The number of emergency calls involving suspected overdoses in the city was double that number, from midnight Sept. 29 through Sunday afternoon, officials said.
“This is the biggest outbreak in Minnesota that I’m aware of since 2015,” said Dr. Jon Cole, medical director of the Minnesota Poison Control System, the statewide agency that monitors drug overdoses. “This alone is going to change the numbers from 2017 and would increase it almost certainly from 2016.”
So far, none of the cases has been fatal, officials said.
The vast majority of the patients were treated at Hennepin County Medical Center, said Cole, a physician there.

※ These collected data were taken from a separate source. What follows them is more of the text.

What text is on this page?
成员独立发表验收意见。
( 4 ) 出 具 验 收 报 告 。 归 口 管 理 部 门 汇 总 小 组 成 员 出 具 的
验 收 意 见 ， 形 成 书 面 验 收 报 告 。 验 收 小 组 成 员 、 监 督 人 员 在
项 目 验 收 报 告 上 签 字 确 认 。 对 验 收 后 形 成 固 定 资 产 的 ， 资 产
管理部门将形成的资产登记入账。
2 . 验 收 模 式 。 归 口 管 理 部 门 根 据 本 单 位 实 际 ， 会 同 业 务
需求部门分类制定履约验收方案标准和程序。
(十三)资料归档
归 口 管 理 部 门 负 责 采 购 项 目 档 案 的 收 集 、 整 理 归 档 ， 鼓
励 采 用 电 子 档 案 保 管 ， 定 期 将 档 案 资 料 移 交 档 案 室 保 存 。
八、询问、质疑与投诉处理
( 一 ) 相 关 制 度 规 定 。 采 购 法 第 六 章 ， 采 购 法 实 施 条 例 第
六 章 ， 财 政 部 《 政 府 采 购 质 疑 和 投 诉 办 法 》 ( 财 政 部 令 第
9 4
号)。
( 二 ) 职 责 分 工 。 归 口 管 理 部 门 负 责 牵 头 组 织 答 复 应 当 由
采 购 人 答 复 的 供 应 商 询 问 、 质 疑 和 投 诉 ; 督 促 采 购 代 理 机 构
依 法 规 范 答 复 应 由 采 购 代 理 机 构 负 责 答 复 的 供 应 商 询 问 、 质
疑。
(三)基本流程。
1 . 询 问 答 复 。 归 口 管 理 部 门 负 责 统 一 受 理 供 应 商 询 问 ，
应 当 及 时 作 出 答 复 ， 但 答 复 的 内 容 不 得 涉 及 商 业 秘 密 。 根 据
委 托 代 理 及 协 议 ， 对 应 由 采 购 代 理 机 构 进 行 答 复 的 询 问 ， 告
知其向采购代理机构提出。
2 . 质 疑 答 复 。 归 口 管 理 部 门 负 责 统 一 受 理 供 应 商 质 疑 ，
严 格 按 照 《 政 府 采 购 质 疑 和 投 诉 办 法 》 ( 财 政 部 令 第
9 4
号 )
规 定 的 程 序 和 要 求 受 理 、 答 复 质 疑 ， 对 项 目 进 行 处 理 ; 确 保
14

A spokesman for North Memorial Medical Center in Robbinsdale declined to say Monday whether the hospital had also seen a recent increase in emergency room admissions for synthetic cannabis — commonly referred to as “K-2” or “Spice” — saying that such statistics weren’t readily available.
While many versions are illegal, the cheap, potent drug is sold online and at convenience stores, head shops and gas stations with exotic-sounding nicknames like “AK-47” and “Scooby Snax.” Its effects, authorities say, can be dangerous, and in some cases life-threatening. A quickened heart rate and seizures are common side effects.
Still, while the number of hospital admissions for synthetic cannabis is far below those for highly addictive “hard” drugs like heroin and cocaine, the startling spike in the number of people overdosing on K-2 has local officials’ attention.
“It would be much more typical for us to have one [or] maybe two in one day,” said Cole.
All of the reported cases occurred in the west metro, he said. Last summer, K-2 was blamed for a number of overdoses near the old Dorothy Day homeless shelter in downtown St. Paul.
Police scanner traffic suggested that at least four people overdosed on K-2 at a downtown Minneapolis light-rail station one afternoon last week.
Regulation is difficult, authorities say, because the drugs’ manufacturers are constantly tweaking the recipes of their drugs, which mimic the effects of naturally grown marijuana but can be many times more potent, to skirt existing laws.
And unlike with opioids, the effects of which can be reversed with the drug naloxone, there is no antidote for the various versions of synthetic cannabis available on the streets, he said. Each patient is treated on a case-by-case basis, based on his or her symptoms, he said. Cole said that some users hallucinate and become anxious and violent, while others turn “comatose,” their heart rates dropping well below normal.